Before colour printing became common, most colour was applied to black and white illustrations in books by hand. Children's books with hand-coloured engravings did not appear until the early eighteen hundreds, rather later than in adult books for reasons of cost. To keep the prices of these hand-coloured books low child labour was often employed in a production-line method, each child brushing on a single colour in designated areas. The results were generally both crude and clumsy. More expensive publications might be done by young ladies, sometimes with most artistic and attractive results. By the 1840s chromolithography, a method of printing using colour brushed on stone, was increasingly used for producing children's books though the results were often oily and garish. At the same time the colour printer-engraver Edmund Evans was achieving delicate and handsome results using wood blocks on which he copied the designs of the best artists of the day -Walter Crane, Kate Greenaway and Randolph Caldecott. Before hand-coloured and colour printed books were available children occasionally supplied colour themselves, with enthusiasm if not always with care.

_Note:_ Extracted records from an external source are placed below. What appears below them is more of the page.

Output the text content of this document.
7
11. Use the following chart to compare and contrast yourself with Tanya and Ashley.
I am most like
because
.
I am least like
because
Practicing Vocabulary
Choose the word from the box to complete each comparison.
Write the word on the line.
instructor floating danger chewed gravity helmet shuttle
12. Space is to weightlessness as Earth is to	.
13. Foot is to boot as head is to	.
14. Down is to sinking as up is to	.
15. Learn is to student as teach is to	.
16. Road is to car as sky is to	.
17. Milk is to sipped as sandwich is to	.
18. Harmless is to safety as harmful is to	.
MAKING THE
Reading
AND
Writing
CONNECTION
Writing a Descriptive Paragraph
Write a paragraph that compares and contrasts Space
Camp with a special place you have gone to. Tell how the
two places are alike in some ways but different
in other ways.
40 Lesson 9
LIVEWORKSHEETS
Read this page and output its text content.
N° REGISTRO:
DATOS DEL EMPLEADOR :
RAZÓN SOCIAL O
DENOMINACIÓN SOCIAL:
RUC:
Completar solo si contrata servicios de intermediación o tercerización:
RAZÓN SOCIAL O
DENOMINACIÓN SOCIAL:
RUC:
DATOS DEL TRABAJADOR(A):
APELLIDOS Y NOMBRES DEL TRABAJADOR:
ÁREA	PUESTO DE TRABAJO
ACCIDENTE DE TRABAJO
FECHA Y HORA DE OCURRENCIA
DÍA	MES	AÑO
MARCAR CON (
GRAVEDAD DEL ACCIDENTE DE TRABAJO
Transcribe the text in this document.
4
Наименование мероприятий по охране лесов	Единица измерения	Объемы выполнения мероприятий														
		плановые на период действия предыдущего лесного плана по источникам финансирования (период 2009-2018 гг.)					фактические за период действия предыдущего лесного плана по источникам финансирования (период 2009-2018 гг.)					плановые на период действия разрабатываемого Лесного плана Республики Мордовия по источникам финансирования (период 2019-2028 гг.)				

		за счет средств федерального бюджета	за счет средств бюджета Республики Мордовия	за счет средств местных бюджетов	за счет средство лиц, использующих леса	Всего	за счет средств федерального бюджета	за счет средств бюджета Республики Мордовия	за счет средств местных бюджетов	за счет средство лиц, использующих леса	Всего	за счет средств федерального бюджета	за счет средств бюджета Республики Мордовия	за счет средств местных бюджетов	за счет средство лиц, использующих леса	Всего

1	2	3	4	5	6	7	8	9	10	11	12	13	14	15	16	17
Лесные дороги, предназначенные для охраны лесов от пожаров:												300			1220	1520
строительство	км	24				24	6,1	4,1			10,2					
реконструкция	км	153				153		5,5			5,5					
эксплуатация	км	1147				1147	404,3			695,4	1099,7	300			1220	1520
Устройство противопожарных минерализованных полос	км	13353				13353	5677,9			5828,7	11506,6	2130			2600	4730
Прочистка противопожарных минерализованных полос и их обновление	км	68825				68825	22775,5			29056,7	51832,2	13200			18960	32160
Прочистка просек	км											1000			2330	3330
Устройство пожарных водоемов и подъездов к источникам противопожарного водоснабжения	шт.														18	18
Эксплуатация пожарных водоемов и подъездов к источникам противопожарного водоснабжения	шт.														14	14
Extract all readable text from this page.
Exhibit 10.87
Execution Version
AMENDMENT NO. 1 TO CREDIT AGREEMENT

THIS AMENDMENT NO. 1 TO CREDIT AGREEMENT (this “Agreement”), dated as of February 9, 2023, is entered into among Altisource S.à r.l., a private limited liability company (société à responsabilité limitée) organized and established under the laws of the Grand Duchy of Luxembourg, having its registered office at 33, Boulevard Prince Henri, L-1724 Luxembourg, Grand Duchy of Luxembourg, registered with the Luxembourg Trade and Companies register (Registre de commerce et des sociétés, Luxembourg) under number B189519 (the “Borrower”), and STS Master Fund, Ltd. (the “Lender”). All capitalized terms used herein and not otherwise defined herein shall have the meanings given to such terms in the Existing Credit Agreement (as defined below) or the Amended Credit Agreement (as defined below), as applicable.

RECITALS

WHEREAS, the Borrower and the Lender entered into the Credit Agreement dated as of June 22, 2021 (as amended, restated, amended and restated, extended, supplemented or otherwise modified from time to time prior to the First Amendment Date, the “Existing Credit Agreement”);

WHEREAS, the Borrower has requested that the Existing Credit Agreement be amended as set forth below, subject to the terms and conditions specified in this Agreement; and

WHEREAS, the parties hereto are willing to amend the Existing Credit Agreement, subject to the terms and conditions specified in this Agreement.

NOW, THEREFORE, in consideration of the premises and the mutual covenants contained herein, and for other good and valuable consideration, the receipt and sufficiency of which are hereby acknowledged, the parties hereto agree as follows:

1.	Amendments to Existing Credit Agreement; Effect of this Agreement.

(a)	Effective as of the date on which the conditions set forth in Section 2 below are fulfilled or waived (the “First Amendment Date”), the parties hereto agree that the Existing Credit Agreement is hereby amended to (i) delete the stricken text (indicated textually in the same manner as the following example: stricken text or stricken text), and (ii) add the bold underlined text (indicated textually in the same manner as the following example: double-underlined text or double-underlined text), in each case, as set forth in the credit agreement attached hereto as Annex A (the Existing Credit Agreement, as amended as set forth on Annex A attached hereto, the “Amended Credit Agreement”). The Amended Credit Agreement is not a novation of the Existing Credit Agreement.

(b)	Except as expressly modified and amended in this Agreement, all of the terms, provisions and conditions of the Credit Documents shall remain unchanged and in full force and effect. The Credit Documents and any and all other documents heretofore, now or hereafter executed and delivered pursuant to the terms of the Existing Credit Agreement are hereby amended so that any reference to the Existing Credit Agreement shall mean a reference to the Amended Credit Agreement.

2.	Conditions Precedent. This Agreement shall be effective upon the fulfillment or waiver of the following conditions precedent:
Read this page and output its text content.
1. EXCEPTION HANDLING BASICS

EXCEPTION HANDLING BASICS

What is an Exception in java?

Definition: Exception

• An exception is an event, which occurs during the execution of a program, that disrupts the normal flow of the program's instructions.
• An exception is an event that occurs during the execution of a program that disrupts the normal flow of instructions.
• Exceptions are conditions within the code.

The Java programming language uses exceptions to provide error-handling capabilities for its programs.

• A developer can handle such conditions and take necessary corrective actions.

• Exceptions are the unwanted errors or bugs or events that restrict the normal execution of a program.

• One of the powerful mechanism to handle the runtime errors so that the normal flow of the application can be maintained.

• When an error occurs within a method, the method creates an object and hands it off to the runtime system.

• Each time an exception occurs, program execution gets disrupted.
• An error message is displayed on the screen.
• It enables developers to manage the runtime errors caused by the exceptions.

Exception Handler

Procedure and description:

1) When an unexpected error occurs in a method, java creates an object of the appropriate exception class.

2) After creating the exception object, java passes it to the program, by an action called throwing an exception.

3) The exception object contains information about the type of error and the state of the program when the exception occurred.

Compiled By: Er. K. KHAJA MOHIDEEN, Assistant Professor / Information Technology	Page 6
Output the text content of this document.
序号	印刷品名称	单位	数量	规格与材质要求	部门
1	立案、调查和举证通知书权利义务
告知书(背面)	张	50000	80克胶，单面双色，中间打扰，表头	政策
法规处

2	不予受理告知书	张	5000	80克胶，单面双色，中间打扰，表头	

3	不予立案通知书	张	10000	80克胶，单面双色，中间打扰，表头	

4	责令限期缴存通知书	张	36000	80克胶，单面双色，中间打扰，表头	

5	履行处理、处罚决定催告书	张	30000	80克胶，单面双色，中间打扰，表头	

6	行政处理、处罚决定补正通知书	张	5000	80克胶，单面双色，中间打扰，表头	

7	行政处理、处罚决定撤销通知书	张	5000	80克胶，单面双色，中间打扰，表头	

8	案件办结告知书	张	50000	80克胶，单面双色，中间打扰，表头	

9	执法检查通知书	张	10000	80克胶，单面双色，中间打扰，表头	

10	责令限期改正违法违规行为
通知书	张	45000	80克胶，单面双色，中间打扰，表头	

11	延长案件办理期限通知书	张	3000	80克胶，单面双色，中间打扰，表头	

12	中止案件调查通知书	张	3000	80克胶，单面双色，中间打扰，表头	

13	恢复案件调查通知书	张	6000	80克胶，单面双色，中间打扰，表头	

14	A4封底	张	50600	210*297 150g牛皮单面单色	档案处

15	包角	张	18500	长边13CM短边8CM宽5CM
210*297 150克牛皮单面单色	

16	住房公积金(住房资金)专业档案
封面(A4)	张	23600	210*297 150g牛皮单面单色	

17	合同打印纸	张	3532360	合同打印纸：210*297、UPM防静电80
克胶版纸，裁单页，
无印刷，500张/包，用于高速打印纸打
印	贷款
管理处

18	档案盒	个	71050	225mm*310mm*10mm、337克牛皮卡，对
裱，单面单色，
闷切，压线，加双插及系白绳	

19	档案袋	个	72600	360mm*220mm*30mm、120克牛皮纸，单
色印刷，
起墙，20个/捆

Early educators provided art instruction books with uncoloured outlines to be filled in as tonal exercises, and it required little imagination for publishers to see the possibility of advertising a book that would provide artistic instruction and amusement for children. Parents would be quick to see the advantage in having a child copy the colour work of influential artists, so the reproduction of coloured and uncoloured versions of the same illustration by Walter Crane and Kate Greenaway had the merit of being easy to reproduce and to sell. Colouring books with no colour examples or guidelines later became popular, culminating in recent times in the "magic colouring book" which required only the swish of a water-filled brush to activate colour impregnated in the page.

Crane, Walter, I845-I9I5. Walter Crane’s painting book, containing twelve coloured and twelve outline full-page plates engraved and printed by Edmund Evans. London [etc.] George Routledge and sons [1889]. Ff. [25] 18.2 x 19.3 cm.

The plates and cover designs are taken from The baby’s bouquet, The baby’s opera, The baby’s own Aesop and Pan-pipes, which are advertised on the back cover. The first two outline pictures have been coloured by a child owner. Bookseller’s ticket of Neal’s Library, Paris, verso of front cover.

Foster, Vere. Ornamental lettering. Vere Foster’s Writing Copy-Books No. 10. London: Blackie & Son, [ca.1900] Pp. [24]. 17 x 21 cm.

Price Twopence, the tenth of Vere Foster’s practice copy-books includes thirty-three different styles of penmanship ranging from plain roman to decorative script.

Gift of Edna Morden.

Greenaway, Kate, I846-I90I. Kate Greenaway’s painting book with outlines from her various works for boys & girls to paint. London and New York, Frederick Warne and co. [ca. 1900]. Pp. 62. 23.8 x 17.8 cm.

First published by George Routledge in I884. The publisher’s advertisement on the back cover reads: "The pictures to paint in this book are taken from Under the window, Kate Greenaway’s birthday book, A day in a child’s life, Mother Goose. Boys and girls should copy the colours from the volumes." The inscription on the frontispiece is dated Xmas, 1901.